It will be prohibitively difficult to train the model without some kind of hardware assistance (CUDA). This means that if we're building an ImageNet object detector, even if the code implements the model correctly the first time, training it to have close-to-state-of-the-art accuracy will take several consecutive months of CPU time. Torch has rudimentary support for OpenCL, but it isn't there yet. There are very good pre-trained models that are licensed under academic-only licenses that also help fill the gap. (This is about as permissively as it could be licensed because the ImageNet training data itself is under an academic-only license anyway.)
I'm not sure what niche this project fills. If you want an open-source neural network, you have several high-quality choices. If you need good models, you can either use any of the state-of-the-art academic only ones, or you would have to collect some dataset completely by yourself.

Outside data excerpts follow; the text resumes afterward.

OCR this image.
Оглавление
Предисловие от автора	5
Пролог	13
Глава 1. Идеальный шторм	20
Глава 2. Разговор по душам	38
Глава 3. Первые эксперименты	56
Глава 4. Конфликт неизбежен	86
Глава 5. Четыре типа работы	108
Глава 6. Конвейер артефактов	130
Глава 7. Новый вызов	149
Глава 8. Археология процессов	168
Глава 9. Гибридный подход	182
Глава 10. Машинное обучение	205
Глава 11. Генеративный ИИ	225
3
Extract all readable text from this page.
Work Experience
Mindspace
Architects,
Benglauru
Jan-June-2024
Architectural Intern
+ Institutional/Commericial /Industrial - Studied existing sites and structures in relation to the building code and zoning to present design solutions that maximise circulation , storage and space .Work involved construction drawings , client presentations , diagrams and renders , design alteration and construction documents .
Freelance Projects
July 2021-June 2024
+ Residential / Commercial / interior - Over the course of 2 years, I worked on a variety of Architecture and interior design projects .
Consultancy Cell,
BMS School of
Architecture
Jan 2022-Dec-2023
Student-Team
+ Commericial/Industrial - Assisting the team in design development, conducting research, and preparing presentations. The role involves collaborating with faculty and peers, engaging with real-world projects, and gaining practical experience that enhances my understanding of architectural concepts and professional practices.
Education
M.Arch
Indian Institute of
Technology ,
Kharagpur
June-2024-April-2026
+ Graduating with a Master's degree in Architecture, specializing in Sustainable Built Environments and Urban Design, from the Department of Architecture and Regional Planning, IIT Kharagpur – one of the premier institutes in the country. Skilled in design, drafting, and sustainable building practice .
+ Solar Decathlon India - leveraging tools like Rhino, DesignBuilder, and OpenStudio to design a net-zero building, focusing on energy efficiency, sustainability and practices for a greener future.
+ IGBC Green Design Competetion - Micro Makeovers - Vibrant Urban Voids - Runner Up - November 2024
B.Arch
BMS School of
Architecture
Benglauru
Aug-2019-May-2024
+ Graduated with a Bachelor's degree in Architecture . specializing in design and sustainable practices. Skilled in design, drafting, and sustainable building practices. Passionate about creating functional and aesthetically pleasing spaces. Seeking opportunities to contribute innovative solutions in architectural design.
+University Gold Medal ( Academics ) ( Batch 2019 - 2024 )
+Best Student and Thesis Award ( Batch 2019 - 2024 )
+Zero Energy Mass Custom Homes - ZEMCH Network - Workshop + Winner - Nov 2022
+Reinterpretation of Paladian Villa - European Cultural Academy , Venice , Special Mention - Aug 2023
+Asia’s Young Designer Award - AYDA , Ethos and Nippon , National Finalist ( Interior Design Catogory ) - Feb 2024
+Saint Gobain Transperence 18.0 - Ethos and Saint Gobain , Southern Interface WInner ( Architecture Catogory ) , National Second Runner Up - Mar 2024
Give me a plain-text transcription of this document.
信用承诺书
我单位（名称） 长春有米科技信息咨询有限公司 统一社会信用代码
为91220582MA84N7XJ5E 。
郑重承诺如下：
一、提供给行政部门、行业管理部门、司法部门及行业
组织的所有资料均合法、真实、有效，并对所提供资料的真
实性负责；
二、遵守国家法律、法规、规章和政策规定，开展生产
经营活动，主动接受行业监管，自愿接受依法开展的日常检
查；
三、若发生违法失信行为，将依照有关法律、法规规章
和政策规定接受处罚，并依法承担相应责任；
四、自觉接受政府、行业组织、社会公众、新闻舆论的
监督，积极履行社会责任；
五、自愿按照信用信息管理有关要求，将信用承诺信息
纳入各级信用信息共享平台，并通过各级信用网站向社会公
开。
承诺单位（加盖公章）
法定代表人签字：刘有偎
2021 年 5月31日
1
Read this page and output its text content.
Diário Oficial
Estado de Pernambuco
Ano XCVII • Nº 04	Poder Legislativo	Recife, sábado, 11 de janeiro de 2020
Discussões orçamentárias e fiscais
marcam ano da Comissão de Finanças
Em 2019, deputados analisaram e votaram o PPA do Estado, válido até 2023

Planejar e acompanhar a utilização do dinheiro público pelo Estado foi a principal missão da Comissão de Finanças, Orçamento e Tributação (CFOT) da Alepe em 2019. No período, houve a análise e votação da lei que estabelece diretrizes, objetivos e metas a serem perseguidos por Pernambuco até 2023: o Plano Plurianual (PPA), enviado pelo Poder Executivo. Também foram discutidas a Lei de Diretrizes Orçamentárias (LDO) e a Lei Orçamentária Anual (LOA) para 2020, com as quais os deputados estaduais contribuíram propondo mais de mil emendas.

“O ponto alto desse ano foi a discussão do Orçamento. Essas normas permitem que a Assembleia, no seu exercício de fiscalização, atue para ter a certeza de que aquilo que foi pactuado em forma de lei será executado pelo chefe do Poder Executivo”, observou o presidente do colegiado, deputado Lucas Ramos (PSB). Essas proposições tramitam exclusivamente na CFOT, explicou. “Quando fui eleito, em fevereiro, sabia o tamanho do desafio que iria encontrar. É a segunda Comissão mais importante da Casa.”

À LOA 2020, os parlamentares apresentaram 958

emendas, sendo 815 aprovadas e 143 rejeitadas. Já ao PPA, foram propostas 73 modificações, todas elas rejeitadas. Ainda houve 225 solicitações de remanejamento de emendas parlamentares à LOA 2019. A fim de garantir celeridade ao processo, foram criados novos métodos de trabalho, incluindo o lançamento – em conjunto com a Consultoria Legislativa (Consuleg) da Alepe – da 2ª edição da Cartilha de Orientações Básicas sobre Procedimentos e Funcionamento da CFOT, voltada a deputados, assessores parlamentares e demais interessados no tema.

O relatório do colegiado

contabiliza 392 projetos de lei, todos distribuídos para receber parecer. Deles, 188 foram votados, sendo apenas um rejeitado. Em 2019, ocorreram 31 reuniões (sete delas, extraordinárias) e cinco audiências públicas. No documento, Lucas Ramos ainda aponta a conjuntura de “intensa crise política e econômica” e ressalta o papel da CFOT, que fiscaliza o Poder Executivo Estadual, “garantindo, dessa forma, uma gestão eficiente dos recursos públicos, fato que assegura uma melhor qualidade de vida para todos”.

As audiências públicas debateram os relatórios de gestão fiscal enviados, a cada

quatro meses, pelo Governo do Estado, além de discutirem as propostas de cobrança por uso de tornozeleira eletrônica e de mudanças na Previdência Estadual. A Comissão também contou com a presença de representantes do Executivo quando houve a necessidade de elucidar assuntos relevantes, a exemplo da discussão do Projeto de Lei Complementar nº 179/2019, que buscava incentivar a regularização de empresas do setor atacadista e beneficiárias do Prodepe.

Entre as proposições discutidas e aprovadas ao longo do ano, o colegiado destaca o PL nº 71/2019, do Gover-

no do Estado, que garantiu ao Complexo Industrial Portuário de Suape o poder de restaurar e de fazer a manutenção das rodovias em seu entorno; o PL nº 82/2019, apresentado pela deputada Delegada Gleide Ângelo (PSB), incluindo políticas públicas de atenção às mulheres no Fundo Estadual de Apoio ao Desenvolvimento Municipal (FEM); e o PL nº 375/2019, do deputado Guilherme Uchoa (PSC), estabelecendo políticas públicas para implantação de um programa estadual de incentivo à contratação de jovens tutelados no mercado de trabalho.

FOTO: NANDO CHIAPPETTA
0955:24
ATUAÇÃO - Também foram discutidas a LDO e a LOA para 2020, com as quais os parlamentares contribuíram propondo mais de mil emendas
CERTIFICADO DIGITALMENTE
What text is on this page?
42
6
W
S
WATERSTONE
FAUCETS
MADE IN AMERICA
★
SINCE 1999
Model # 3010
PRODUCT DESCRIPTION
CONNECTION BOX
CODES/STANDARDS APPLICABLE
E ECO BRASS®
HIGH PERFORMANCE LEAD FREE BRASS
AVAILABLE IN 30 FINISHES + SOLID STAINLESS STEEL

Does this necessarily follow, that a machine-learning model is a derived work of all data it's trained on? As far as I know, the law in this area isn't really settled. And many companies are operating on the assumption that this isn't the case. It would lead to some absurd conclusions in some cases, for example if you trained a model to recognize company logos, you'd need permission of the logos' owners to distribute it.
(This is assuming traditional copyright law; under jurisdictions like the E.U. that recognize a separate "database right" it's another story.)
I'd like to note that some publishers, like Elsevier, allow you access to their dataset (full texts of articles) under a license with the condition that you can not freely distribute models learnt from their data.